Nevertheless, these authors mentioned that GC2 morphotypes were not captured by them because of the trap used casting net. The palaemonid shrimp Macrobrachium amazonicum shows an unusually large geographic range ca.
The number of captured prawns was large in the months whose level of water was low; the inverse was observed in the months that the river was with a high volume of water. On the other hand, even if GC1 and GC2 have identical gonads and very similar body size, the differences in weight and size of chelipeds can be reflected in their different roles in the environment, which would characterize them as distinct castes.
macrorachium Morphotypic differentiation of male Malaysian giantprawns, Macrobrachium rosenbergii. Similarly, these two morphotypes presented similar body sizes in the present study, what was also demonstrated by Moraes-Riodades and Valenti According to Ramos et al.
WoRMS – World Register of Marine Species – Macrobrachium amazonicum (Heller, )
It is therefore necessary to perform complementary studies focusing on other types of environments, which will certainly improve the understanding of the wide morphological and reproductive plasticity existing among populations of continental and coastal waters.

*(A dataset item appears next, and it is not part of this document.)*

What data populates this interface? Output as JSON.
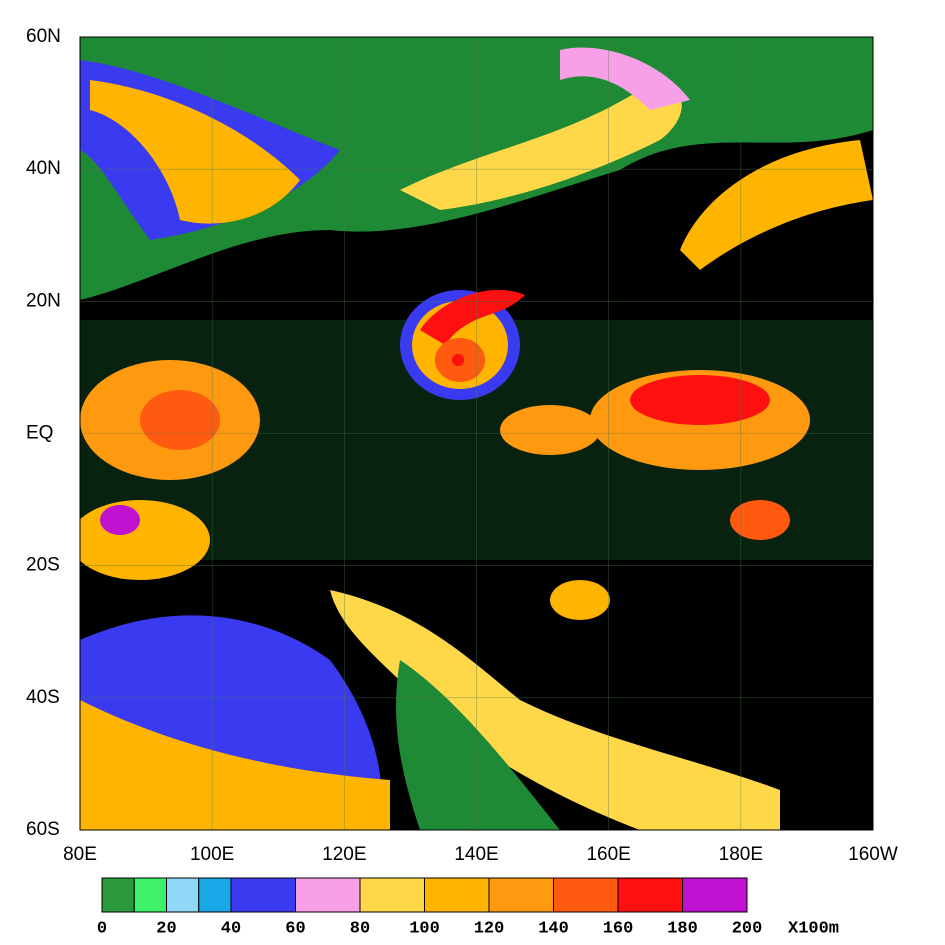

Brownish coloring was predominant in chelipeds. While shrimps from estuarine and Amazonian habitats have been studied in great detail, very little is known about hololimnetic inland populations. As a consequence, males do not need to grow to a large size nor to develop large macroobrachium weapons that would aid macrobrachiu, in battling other males for females. In TC prawns, the chelipeds are translucent, whereas in CC they are generally cinnamon-colored.